Tell him you have left right before he heads home and you won't have any reason to feel badly about what you have done because there will hopefully be none of the negative consequences of a soldier with his head up his butt.

smackie9
04-21-2010, 08:18 PM
While it is well and good to say that he deserves no consideration, you will be the one to live with it if knowing you are leaving causes him to be careless and get killed and perhaps someone else as well. You can take care of business without telling him what you are doing. Get your new place and put his things in storage. I would because I tend to be much nicer than is necessary, plan on paying the storage rental for a month or two after he gets back so that he has time to get his ducks in a row and get a new place without losing his things.

Tell him you have left right before he heads home and you won't have any reason to feel badly about what you have done because there will hopefully be none of the negative consequences of a soldier with his head up his butt.

Read her other post.......it might be worth having his head shot off.

packagedealx3
04-22-2010, 08:49 PM
I agree with you that the guy is a total douche, but I know that I would have a problem living with it if I felt at all like the emotional upheaval of my Dear John letter could have caused someone's death.

More importantly, every soldier out there depends on the other one(s) watching his back, so what's he supposed to do if that person has his head up his rear thinking about his wife leaving him? In this type of job, what you do does not only affect the individual, he could wind up taking a lot of his fellows with him if he does something really stupid.

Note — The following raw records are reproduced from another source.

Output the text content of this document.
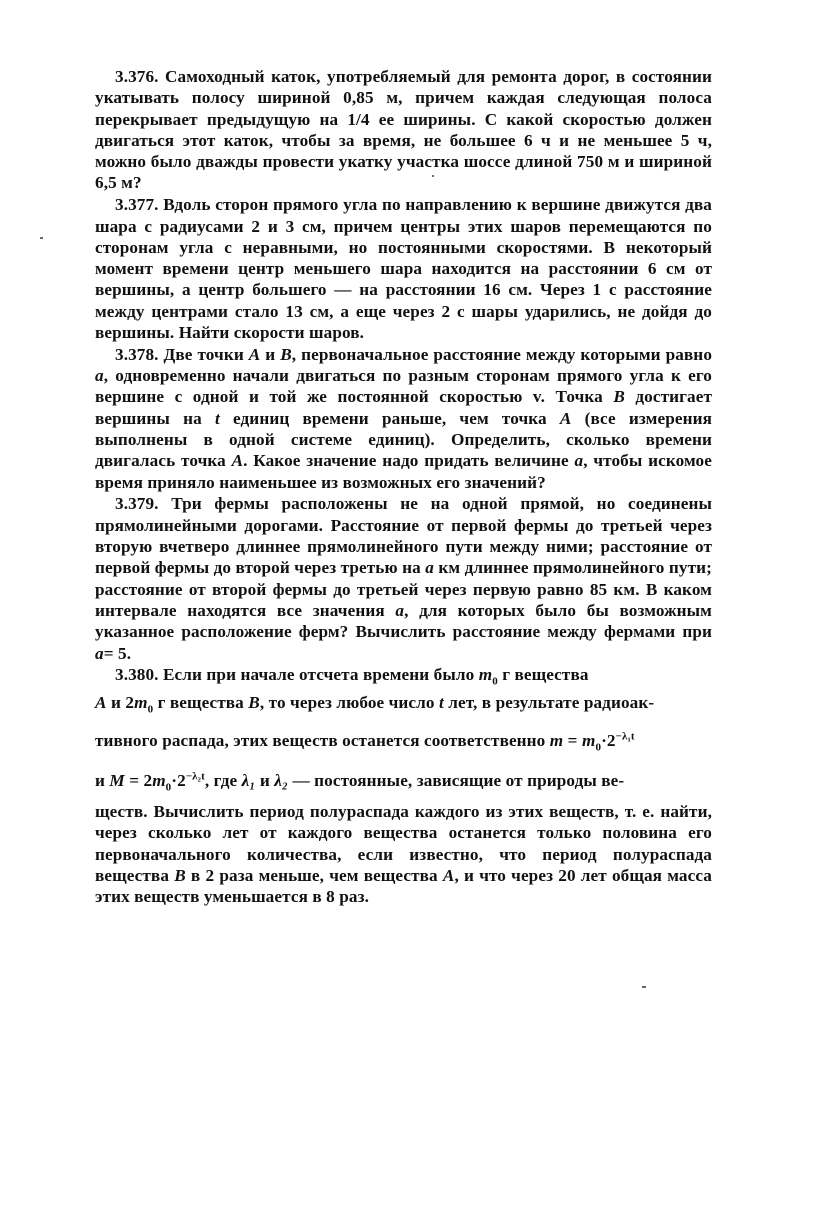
3.376. Самоходный каток, употребляемый для ремонта дорог, в состоянии укатывать полосу шириной 0,85 м, причем каждая следующая полоса перекрывает предыдущую на 1/4 ее ширины. С какой скоростью должен двигаться этот каток, чтобы за время, не большее 6 ч и не меньшее 5 ч, можно было дважды провести укатку участка шоссе длиной 750 м и шириной 6,5 м?

3.377. Вдоль сторон прямого угла по направлению к вершине движутся два шара с радиусами 2 и 3 см, причем центры этих шаров перемещаются по сторонам угла с неравными, но постоянными скоростями. В некоторый момент времени центр меньшего шара находится на расстоянии 6 см от вершины, а центр большего — на расстоянии 16 см. Через 1 с расстояние между центрами стало 13 см, а еще через 2 с шары ударились, не дойдя до вершины. Найти скорости шаров.

3.378. Две точки A и B, первоначальное расстояние между которыми равно a, одновременно начали двигаться по разным сторонам прямого угла к его вершине с одной и той же постоянной скоростью v. Точка B достигает вершины на t единиц времени раньше, чем точка A (все измерения выполнены в одной системе единиц). Определить, сколько времени двигалась точка A. Какое значение надо придать величине a, чтобы искомое время приняло наименьшее из возможных его значений?

3.379. Три фермы расположены не на одной прямой, но соединены прямолинейными дорогами. Расстояние от первой фермы до третьей через вторую вчетверо длиннее прямолинейного пути между ними; расстояние от первой фермы до второй через третью на a км длиннее прямолинейного пути; расстояние от второй фермы до третьей через первую равно 85 км. В каком интервале находятся все значения a, для которых было бы возможным указанное расположение ферм? Вычислить расстояние между фермами при a= 5.

3.380. Если при начале отсчета времени было $m_0$ г вещества
A и $2m_0$ г вещества B, то через любое число t лет, в результате радиоак-
тивного распада, этих веществ останется соответственно $m = m_0\cdot 2^{-\lambda_1t}$
и $M = 2m_0\cdot 2^{-\lambda_2t}$, где λ₁ и λ₂ — постоянные, зависящие от природы ве-
ществ. Вычислить период полураспада каждого из этих веществ, т. е. найти, через сколько лет от каждого вещества останется только половина его первоначального количества, если известно, что период полураспада вещества B в 2 раза меньше, чем вещества A, и что через 20 лет общая масса этих веществ уменьшается в 8 раз.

Some people might think it is indicative of a doormat but I generally base my decisions on how I will behave based on what I would wish done to me and without regard for what the person "deserves." A few years back, one of the gals in the neighborhood got pissed at me and cussed me out in my best friend's yard. Then not long after that she hollered some choice words across the street when I stopped to pick up our other mutual friend. She was talking shit as often as possible and my kids were furious but I told them I would beat their butts if I found out they said anything to her or her kids, and she had pretty much gotten her kids in on the deal too. I told my kids that I wasn't stooping to her level of behavior and that people like B are usually their own worst enemies. Now, I can cuss someone out in a heartbeat if I think they are treating someone badly so it wasn't easy holding my tongue.

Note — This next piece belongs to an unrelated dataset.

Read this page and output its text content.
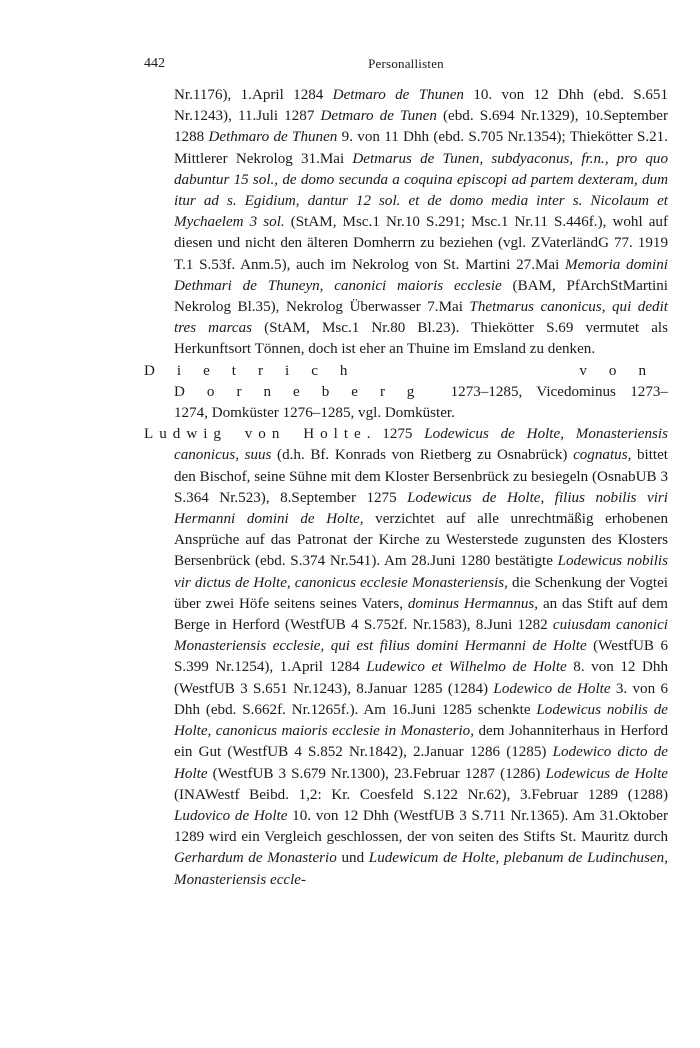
442	Personallisten

Nr.1176), 1.April 1284 Detmaro de Thunen 10. von 12 Dhh (ebd. S.651 Nr.1243), 11.Juli 1287 Detmaro de Tunen (ebd. S.694 Nr.1329), 10.September 1288 Dethmaro de Thunen 9. von 11 Dhh (ebd. S.705 Nr.1354); Thiekötter S.21. Mittlerer Nekrolog 31.Mai Detmarus de Tunen, subdyaconus, fr.n., pro quo dabuntur 15 sol., de domo secunda a coquina episcopi ad partem dexteram, dum itur ad s. Egidium, dantur 12 sol. et de domo media inter s. Nicolaum et Mychaelem 3 sol. (StAM, Msc.1 Nr.10 S.291; Msc.1 Nr.11 S.446f.), wohl auf diesen und nicht den älteren Domherrn zu beziehen (vgl. ZVaterländG 77. 1919 T.1 S.53f. Anm.5), auch im Nekrolog von St. Martini 27.Mai Memoria domini Dethmari de Thuneyn, canonici maioris ecclesie (BAM, PfArchStMartini Nekrolog Bl.35), Nekrolog Überwasser 7.Mai Thetmarus canonicus, qui dedit tres marcas (StAM, Msc.1 Nr.80 Bl.23). Thiekötter S.69 vermutet als Herkunftsort Tönnen, doch ist eher an Thuine im Emsland zu denken.

Dietrich von Dorneberg 1273–1285, Vicedominus 1273–1274, Domküster 1276–1285, vgl. Domküster.

Ludwig von Holte. 1275 Lodewicus de Holte, Monasteriensis canonicus, suus (d.h. Bf. Konrads von Rietberg zu Osnabrück) cognatus, bittet den Bischof, seine Sühne mit dem Kloster Bersenbrück zu besiegeln (OsnabUB 3 S.364 Nr.523), 8.September 1275 Lodewicus de Holte, filius nobilis viri Hermanni domini de Holte, verzichtet auf alle unrechtmäßig erhobenen Ansprüche auf das Patronat der Kirche zu Westerstede zugunsten des Klosters Bersenbrück (ebd. S.374 Nr.541). Am 28.Juni 1280 bestätigte Lodewicus nobilis vir dictus de Holte, canonicus ecclesie Monasteriensis, die Schenkung der Vogtei über zwei Höfe seitens seines Vaters, dominus Hermannus, an das Stift auf dem Berge in Herford (WestfUB 4 S.752f. Nr.1583), 8.Juni 1282 cuiusdam canonici Monasteriensis ecclesie, qui est filius domini Hermanni de Holte (WestfUB 6 S.399 Nr.1254), 1.April 1284 Ludewico et Wilhelmo de Holte 8. von 12 Dhh (WestfUB 3 S.651 Nr.1243), 8.Januar 1285 (1284) Lodewico de Holte 3. von 6 Dhh (ebd. S.662f. Nr.1265f.). Am 16.Juni 1285 schenkte Lodewicus nobilis de Holte, canonicus maioris ecclesie in Monasterio, dem Johanniterhaus in Herford ein Gut (WestfUB 4 S.852 Nr.1842), 2.Januar 1286 (1285) Lodewico dicto de Holte (WestfUB 3 S.679 Nr.1300), 23.Februar 1287 (1286) Lodewicus de Holte (INAWestf Beibd. 1,2: Kr. Coesfeld S.122 Nr.62), 3.Februar 1289 (1288) Ludovico de Holte 10. von 12 Dhh (WestfUB 3 S.711 Nr.1365). Am 31.Oktober 1289 wird ein Vergleich geschlossen, der von seiten des Stifts St. Mauritz durch Gerhardum de Monasterio und Ludewicum de Holte, plebanum de Ludinchusen, Monasteriensis eccle-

I couldn't have hoped for a better object lesson for my kids. She and the one gal had been friends for 13 years but between the way she treated me, and my friend having to choose who to invite to things because after 2 years the woman wouldn't let it go, she wound up severing the friendship. Our other friend wound up pretty much doing the same, he just stopped talking to her when she came over. He told me that she had to learn that she couldn't bull doze over everything in life. I tried to be civil and get past it because things were so uncomfortable for my friends but she would never even acknowledge it if I said hello. What my children saw was someone reaping what they sowed as she lost the only two friends she spent much time with.

The OP obviously made a mistake rushing into the relationship and needs to do what is required to take care of herself but she doesn't have to tell him until he is out of harm's way. I was married to a rat for 14 years so I can fully understand that the thought of someone's demise isn't always sad, on a bad day I wouldn't do something that I know could produce tragic results.